La qualification des management packages de LBO est au coeur de l’actualité fiscale : après une récente décision très controversée de la cour administrative d’appel de Paris1 ayant jugé que le gain réalisé par un dirigeant investisseur à la suite de l’exercice d’une promesse de vente d’actions présentait la nature d’un salaire et devait être imposé comme tel, c’est au tour du comité de l’abus de droit fiscal, organe consultatif présidé par un magistrat au Conseil d’Etat, de sepencher sur le sujet.
Par Laurent Hepp, avocat associé, spécialisé en fiscalité et Philippe Gosset, avocat spécialisé en fiscalité.
Dans les affaires soumises à l’avis du comité, des cadres salariés de la société actionnaire et de la société opérationnelle d’un groupe sous LBO avaient été invités à souscrire respectivement des actions de préférence et des actions à bons de souscription d’actions dites «ABSA ratchet», émises par des holdings dédiées à l’opération de LBO. Ces schémas de co‑investissement étaient classiquement assortis d’un effet de levier subordonné, permettant aux investisseurs de réaliser une plus-value importante au-delà d’un certain seuil de performance de l’opération, en contrepartie de la perte intégrale de leur investissement si ce seuil n’était pas atteint. Quatre ans plus tard, l’opération de LBO ayant été débouclée avec succès, les cadres investisseur sont réalisé d’importantes plus-values, exonérées d’impôt dans le cadre de leur PEA.
L’administration fiscale a toutefois considéré que ces contribuables avaient transféré sur leur PEA une rémunération déguisée en plus-value, entraînant la remise en cause de cette exonération fiscale sur le terrain de l’abus de droit. Par une série d’avis rendus les 23 mai et 13 juin derniers(2), le comité a décidé de ne pas suivre la position de l’administration fiscale. Constatant que les contribuables avaient acquis leurs titres «au moyen de leurs propres deniers» et que cet investissement effectif représentait «une part significative des revenus qu’ils avaient perçus l’année précédant cette acquisition», le comité en a déduit que ces contribuables avaient pris un véritable «risque encouru en tant qu’investisseurs et n’agissaient pas en tant que salariés».

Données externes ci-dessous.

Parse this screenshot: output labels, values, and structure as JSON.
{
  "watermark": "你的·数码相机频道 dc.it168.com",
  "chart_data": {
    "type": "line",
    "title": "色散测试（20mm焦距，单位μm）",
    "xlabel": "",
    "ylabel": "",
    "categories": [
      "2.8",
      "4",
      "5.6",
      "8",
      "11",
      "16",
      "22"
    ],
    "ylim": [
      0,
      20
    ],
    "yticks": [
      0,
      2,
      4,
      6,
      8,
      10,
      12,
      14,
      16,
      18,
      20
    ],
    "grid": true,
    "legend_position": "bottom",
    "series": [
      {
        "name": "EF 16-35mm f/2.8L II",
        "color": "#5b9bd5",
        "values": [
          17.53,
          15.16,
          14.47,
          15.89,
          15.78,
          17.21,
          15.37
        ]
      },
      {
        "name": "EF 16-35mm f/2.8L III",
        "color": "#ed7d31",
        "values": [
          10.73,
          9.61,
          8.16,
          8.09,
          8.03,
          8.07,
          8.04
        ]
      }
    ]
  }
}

Cette solution fait écho aux principes jurisprudentiels établis par le Conseil d’Etat, et généralement appliqués par les juges du fond, selon lesquels les gains résultant de cessions de titres relèvent, sauf exception, du régime d’imposition des plus-values de cession de valeurs mobilières, quand bien même l’actionnaire exercerait par ailleurs des fonctions dans la société. La requalification d’une plus-value réalisée par un salarié, fût-il dirigeant, doit ainsi rester exceptionnelle: comme le souligne le comité, l’administration doit établir la preuve que le cédant aurait été assuré, en droit ou en fait, de n’encourir «aucun risque» sur son investissement initial. Tel ne saurait être le cas lorsque le contribuable ne bénéficie d’aucune assurance de récupérer les sommes investies et que ces sommes sont considérées comme significatives au vu de ses revenus.
A cet égard, en prenant le soin d’apprécier l’importance de ce risque à la date de la réalisation effective de l’investissement, le comité prend le juste contre-pied de l’arrêt dissonant précité de la cour administrative d’appel de Paris qui avait fondé sa requalification sur le caractère «modique» du prix de l’option d’achat apprécié a posteriori au regard du gain de cession réalisé cinq ans plus tard.
Certes, l’administration a indiqué ne pas se ranger à ces avis, laissant ainsi penser qu’elle entend poursuivre ses actions de requalification dans des situations comparables. Il reste néanmoins que ces avis circonstanciés du comité,qui s’inscrivent dans la continuité d’un précédent avis(3) rendu en octobre 2012 relatif à des BSA souscrits en PEA dans le cadre d’une opération de LBO, présentent l’intérêt de proposer une grille d’analyse claire de la qualification du gain en capital réalisé par un investisseur salarié,en harmonie avec la jurisprudence dominante. Espérons donc qu’ils préfigurent l’analyse que pourrait adopter le Conseil d’Etat lorsqu’il sera appelé à trancher cette question.
(1). Voir Qualification fiscale des management packages : fausse note dans la jurisprudence, par Laurent Hepp et Jean-Charles Benois, dans la Lettre des Fusions-Acquisitions et du Private Equity du 2 avril 2013.
(2). CADF/AC n°3/2013 ; CADF/AC n°5/2013.
(3). CADF/AC n° 4/2012, affaire n° 2012-38.